Dans les campagnes autrichiennes, les auberges traditionnelles et leurs fameuses escalopes panées bénéficient d’une aide pour éviter la fermeture. Certains y voient un geste social, d’autres l’affirmation d’idées nationalistes. Ambiance.

Michael Stich peut retrouver le sourire : grâce à une subvention régionale, il va pouvoir sauver l’auberge familiale où se réunit tout le village depuis trois générations en Autriche, une convivialité rurale que les autorités entendent préserver. «On nous donne 10 000 euros», un coup de pouce qui «permet de se maintenir à flot» alors que les «prix du gaz et de l’électricité flambent» et «qu’on a notre place dans la commune au même titre que l’église, la mairie ou la caserne des pompiers», dit l’énergique restaurateur de 39 ans.

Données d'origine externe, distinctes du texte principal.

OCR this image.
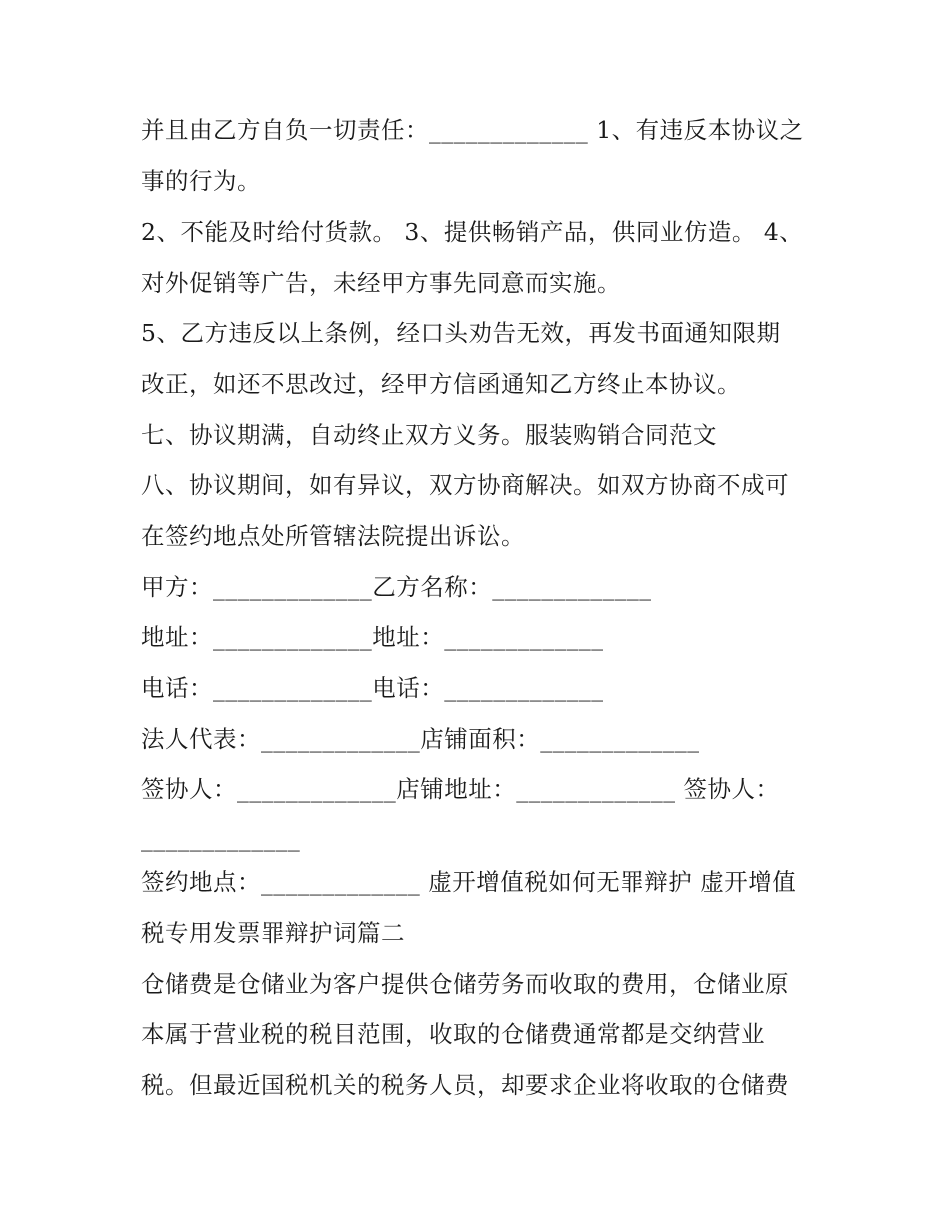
并且由乙方自负一切责任：_____________ 1、有违反本协议之
事的行为。
2、不能及时给付货款。 3、提供畅销产品，供同业仿造。 4、
对外促销等广告，未经甲方事先同意而实施。
5、乙方违反以上条例，经口头劝告无效，再发书面通知限期
改正，如还不思改过，经甲方信函通知乙方终止本协议。
七、协议期满，自动终止双方义务。服装购销合同范文
八、协议期间，如有异议，双方协商解决。如双方协商不成可
在签约地点处所管辖法院提出诉讼。
甲方：_____________乙方名称：_____________
地址：_____________地址：_____________
电话：_____________电话：_____________
法人代表：_____________店铺面积：_____________
签协人：_____________店铺地址：_____________ 签协人：
_____________
签约地点：_____________ 虚开增值税如何无罪辩护 虚开增值
税专用发票罪辩护词篇二
仓储费是仓储业为客户提供仓储劳务而收取的费用，仓储业原
本属于营业税的税目范围，收取的仓储费通常都是交纳营业
税。但最近国税机关的税务人员，却要求企业将收取的仓储费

Au début de l’année, il a repris l’affaire montée par ses grands-parents en 1967 à Pfösing, un village de 300 habitants perdu dans les vignes du Weinviertel, belle contrée vallonnée au nord de Vienne. C’est la région de Basse-Autriche qui a instauré cette mesure en début d’année pour permettre le maintien d’une cuisine traditionnelle dans les campagnes au moment où le tissu rural se délite. En toile de fond, la défense de la «Leitkultur», concept né en Allemagne dans les années 1990 et cher au chancelier autrichien Karl Nehammer, qui souhaite sanctuariser la «culture dominante» menacée par le multiculturalisme.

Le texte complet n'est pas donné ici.